Rio – O governador licenciado Luiz Fernando Pezão, que retornará ao cargo semana que vem, vai trabalhar no máximo quatro horas por dia nos primeiros meses. À equipe médica e a amigos que o aconselharam a não voltar este ano, principalmente pelas circunstâncias do momento, Pezão respondeu que “foi eleito para isso”.

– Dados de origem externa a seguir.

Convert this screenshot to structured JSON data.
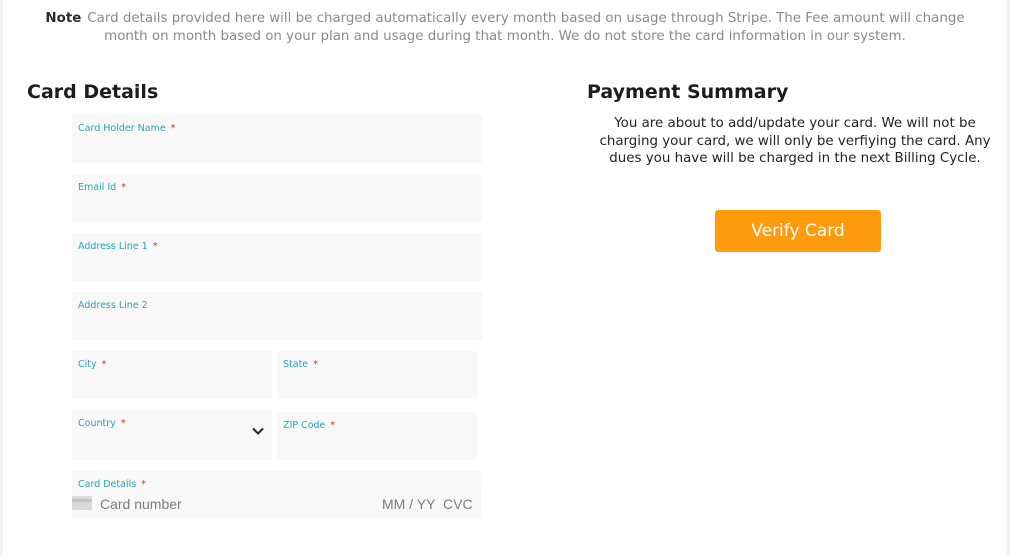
{
  "note": {
    "label": "Note",
    "text": "Card details provided here will be charged automatically every month based on usage through Stripe. The Fee amount will change month on month based on your plan and usage during that month. We do not store the card information in our system."
  },
  "card_details": {
    "title": "Card Details",
    "fields": {
      "card_holder_name": {
        "label": "Card Holder Name",
        "required": "*"
      },
      "email": {
        "label": "Email Id",
        "required": "*"
      },
      "address1": {
        "label": "Address Line 1",
        "required": "*"
      },
      "address2": {
        "label": "Address Line 2"
      },
      "city": {
        "label": "City",
        "required": "*"
      },
      "state": {
        "label": "State",
        "required": "*"
      },
      "country": {
        "label": "Country",
        "required": "*"
      },
      "zip": {
        "label": "ZIP Code",
        "required": "*"
      },
      "card": {
        "label": "Card Details",
        "required": "*"
      }
    },
    "card_input": {
      "number_placeholder": "Card number",
      "expiry_placeholder": "MM / YY",
      "cvc_placeholder": "CVC"
    }
  },
  "payment_summary": {
    "title": "Payment Summary",
    "text": "You are about to add/update your card. We will not be charging your card, we will only be verfiying the card. Any dues you have will be charged in the next Billing Cycle.",
    "verify_button": "Verify Card"
  },
  "colors": {
    "accent": "#ff9b0d",
    "label": "#27a3b6",
    "required": "#e0223a"
  },
  "icons": {
    "dropdown": "chevron-down-icon",
    "card": "credit-card-icon"
  }
}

O governo elabora um pacote de austeridade que deve gerar forte reação de diferentes segmentos a partir da semana que vem, quando os textos serão enviados à Assembleia Legislativa (Alerj). Pezão não quer que pensem que ele se esconde atrás da doença para se resguardar.

O fato é que…

Apesar de ter respondido bem à quimioterapia para o combate a um linfoma, Pezão ainda está longe dos 100% de condição física. Na cerimônia de posse da ministra Cármen Lúcia, passou mal após ficar duas horas em pé. Dia desses, sentiu-se estafado ao andar do Palácio Guanabara ao prédio anexo. Ele tem que dedicar parte do dia a tratamentos como fisioterapia e acupuntura.

Divisão de tarefas

Por conta desses fatores, Francisco Dornelles continuará em destaque mesmo após o retorno de Pezão. 

Tesourada

Funcionários de empresas do estado tinham esperança de não ter o salário reduzido pelo pacote, mas podem tirar o cavalinho da chuva. Cedae, Cehab, Emop e Imprensa Oficial, por exemplo, terão gratificações revistas.

UPP preservada

Cortes nas gratificações de servidores não devem se estender aos policiais militares que atuam em UPPs. Pelo menos até ontem, o governo não cogitava a possibilidade.

Em campanha

Flávio Bolsonaro (PSC) gravou ontem vídeo para a propaganda eleitoral de Marcelo Crivella (PRB) na TV. Não economizou nas críticas ao adversário Marcelo Freixo (Psol).

Isenções fiscais

Presidente da Alerj, Jorge Picciani (PMDB) colocará para votar, terça-feira, projeto de lei dos deputados Bruno Dauaire (PR) e Luiz Paulo (PSDB) que impede que o governo conceda benefícios fiscais a empresas pelos próximos dois anos. Ontem, a Justiça proibiu a prática, mas, como a decisão é de 1ª instância, cabe recurso. A aprovação do projeto de lei serviria para sacramentar e encerrar qualquer questão.

Os dois prazos

Inicialmente, o texto pedia a proibição pelos próximos quatro anos. Após negociação com o Palácio Guanabara, o período foi reduzido pela metade.